Un anneau d'argent était accroché à son oreille droite, gravé de runes et de signes anciens.
« Mais c'est que le petit Sirius rend son indépendance ! » Le taquinais-je
« Et encore, c'est rien ! » Intervint le garçon qui se tenait à gauche de notre désormais dénommé 'rebelle'. « Cet été il a fugué de chez lui et il s'est réfugié chez moi jusqu'à la fin des vacances ! »
« Rhooo… C'est bon, fichez-moi la paix » Grommela l'intéressé.
Eclatant de rire, je me détournai de mon premier cousin pour me diriger vers le second, issus issus issus de germains tous deux.

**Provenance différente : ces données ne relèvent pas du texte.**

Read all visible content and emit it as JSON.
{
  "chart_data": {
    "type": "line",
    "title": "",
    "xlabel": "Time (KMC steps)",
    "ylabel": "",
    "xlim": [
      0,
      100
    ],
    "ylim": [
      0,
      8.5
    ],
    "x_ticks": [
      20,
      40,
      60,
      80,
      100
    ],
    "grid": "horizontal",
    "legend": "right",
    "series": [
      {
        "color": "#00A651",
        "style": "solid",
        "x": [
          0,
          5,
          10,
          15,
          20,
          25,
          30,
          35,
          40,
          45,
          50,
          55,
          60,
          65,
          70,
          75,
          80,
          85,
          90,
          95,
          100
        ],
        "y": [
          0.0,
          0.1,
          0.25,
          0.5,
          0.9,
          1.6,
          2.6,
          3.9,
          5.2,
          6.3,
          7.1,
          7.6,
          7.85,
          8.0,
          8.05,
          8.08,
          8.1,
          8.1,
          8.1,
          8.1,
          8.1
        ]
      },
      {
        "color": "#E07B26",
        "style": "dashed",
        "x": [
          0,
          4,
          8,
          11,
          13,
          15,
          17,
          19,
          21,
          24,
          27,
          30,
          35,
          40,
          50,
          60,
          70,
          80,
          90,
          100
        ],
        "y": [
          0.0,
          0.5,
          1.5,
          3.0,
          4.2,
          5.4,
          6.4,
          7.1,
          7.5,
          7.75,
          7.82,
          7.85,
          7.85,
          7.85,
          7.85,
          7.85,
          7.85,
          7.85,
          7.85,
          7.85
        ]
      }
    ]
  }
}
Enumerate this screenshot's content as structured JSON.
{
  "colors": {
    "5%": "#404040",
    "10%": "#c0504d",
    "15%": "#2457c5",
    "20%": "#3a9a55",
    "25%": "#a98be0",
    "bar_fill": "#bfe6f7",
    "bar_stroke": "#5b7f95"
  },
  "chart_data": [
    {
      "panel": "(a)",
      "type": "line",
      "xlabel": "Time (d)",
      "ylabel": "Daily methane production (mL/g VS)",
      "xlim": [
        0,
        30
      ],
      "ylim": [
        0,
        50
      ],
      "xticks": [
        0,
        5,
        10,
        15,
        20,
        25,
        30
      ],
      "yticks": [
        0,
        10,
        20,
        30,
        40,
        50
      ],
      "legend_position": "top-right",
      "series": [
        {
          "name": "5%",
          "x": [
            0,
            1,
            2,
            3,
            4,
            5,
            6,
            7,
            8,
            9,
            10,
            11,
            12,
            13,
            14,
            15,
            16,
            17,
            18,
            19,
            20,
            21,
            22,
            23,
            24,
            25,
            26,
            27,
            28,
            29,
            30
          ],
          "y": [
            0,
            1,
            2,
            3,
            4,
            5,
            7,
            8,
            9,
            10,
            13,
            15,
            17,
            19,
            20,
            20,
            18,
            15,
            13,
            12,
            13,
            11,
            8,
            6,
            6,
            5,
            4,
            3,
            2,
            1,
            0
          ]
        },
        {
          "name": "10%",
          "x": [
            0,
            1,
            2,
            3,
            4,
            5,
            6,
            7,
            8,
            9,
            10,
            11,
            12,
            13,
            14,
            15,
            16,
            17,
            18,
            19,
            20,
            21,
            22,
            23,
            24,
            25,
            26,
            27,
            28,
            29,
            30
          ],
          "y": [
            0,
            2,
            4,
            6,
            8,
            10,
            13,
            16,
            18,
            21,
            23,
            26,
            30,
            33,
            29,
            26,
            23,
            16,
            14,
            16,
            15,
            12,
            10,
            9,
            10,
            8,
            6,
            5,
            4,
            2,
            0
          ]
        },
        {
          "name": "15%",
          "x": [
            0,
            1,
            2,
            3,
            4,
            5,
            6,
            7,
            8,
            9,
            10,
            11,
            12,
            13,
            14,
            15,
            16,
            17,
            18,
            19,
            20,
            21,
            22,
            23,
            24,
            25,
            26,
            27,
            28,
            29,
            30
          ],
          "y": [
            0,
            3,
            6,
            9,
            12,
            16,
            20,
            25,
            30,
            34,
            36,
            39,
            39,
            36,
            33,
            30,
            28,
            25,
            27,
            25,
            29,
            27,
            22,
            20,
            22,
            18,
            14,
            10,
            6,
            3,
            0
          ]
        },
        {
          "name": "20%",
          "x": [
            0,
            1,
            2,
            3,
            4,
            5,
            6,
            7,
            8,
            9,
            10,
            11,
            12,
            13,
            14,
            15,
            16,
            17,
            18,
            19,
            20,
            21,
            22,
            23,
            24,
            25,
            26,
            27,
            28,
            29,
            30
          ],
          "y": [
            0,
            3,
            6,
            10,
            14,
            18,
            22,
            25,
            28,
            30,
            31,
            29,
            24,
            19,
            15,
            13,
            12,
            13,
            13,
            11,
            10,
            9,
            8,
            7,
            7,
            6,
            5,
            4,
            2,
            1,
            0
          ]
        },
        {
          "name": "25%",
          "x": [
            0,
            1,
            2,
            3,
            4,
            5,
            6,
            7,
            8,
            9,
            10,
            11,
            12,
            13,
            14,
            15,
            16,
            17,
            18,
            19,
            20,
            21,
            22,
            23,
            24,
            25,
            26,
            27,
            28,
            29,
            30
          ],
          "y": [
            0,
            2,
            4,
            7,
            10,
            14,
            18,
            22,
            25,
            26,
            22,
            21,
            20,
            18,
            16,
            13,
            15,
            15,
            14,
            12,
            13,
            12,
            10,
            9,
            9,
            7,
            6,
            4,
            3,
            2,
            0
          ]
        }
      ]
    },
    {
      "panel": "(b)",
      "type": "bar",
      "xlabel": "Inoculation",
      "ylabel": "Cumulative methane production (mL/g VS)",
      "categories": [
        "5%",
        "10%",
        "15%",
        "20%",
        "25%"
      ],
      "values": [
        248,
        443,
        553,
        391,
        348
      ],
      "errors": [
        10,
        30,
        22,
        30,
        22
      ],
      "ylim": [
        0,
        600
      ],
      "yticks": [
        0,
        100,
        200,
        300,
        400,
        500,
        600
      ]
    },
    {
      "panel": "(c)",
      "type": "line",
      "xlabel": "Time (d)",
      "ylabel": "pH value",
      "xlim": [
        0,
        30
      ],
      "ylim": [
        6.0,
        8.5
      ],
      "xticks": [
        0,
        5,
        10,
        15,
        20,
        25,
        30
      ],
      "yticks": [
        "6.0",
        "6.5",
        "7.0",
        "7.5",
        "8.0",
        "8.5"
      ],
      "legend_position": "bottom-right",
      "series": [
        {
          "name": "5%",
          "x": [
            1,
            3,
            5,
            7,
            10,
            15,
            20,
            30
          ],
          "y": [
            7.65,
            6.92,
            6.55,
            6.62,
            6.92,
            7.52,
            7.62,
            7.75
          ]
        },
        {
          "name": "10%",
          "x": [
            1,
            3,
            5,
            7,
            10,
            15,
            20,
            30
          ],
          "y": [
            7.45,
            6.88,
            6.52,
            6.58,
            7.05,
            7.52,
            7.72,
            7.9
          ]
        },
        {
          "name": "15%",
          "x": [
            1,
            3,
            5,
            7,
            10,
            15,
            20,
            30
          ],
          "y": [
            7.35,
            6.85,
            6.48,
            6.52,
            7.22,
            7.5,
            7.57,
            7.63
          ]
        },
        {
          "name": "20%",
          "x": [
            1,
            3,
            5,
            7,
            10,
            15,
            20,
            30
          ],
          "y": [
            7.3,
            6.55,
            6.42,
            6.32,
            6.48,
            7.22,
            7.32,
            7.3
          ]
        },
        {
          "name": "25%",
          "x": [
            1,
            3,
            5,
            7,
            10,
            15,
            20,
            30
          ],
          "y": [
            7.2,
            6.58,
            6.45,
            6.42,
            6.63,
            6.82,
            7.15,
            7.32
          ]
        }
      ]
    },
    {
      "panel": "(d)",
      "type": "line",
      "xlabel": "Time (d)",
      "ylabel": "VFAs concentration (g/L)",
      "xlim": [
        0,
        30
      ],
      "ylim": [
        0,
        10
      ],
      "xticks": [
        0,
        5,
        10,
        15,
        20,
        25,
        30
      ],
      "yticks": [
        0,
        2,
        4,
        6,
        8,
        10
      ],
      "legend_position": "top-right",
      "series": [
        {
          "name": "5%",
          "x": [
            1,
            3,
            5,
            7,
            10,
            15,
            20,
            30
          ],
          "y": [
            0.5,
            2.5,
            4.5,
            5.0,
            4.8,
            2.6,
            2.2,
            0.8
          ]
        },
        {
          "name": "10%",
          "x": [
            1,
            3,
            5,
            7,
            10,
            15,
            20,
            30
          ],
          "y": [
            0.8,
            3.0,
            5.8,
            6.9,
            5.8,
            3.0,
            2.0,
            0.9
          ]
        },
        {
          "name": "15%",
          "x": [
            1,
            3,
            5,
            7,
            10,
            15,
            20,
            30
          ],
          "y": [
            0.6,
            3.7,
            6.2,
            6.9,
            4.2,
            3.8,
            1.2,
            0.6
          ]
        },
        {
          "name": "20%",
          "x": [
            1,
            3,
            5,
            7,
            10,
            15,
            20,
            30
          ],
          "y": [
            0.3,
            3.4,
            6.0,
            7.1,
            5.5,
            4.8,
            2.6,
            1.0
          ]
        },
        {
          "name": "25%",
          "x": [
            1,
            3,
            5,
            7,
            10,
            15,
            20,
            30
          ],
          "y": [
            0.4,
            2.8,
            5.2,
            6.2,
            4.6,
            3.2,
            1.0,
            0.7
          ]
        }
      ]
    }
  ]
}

James avait les cheveux noirs, comme Sirius, qui n'avaient pas le mérite d'être domptables et étaient bourrés d'épis, avec des yeux noisette cernés de lunettes rondes.
« Arry ! Comment va ? » Me demanda-t-il d'une voix joyeuse.
« Bien, merci Prongs ! Oh, d'ailleurs, j'ai quelque chose … »
Je fouillai dans ma poche et m'écriai avec un grand sourire
« … Pour toi ! »
Je lui tendis une petite balle dorée pourvue d'ailes d'argent.
« Aaah ! Tu tombes à pic, Rudolf –que ce chat soit croqué par un hippogriffe- a avalé le mien et est allé le recracher je ne sais où ! » Maugréa-t-il. « Et merci ! » Se dépêcha-t-il d'ajouter, d'un ton plus enjoué.
Et comme à son habitude, il le laissa s'échapper pour le rattraper un instant plus tard, sous le regard exaspéré de Lily.
« Et moi, j'ai pas de cadeau ? » ironisa Remus qui était plongé, comme trop souvent à mon goût, dans un livre de cours, et avait relevé la tête.
Il avait l'air encore plus fatigué que d'habitude, de grands cernes noirs bordant ses yeux ambre et ses cheveux châtain clair parsemés de mèches grises, mais tout de même de bonne humeur.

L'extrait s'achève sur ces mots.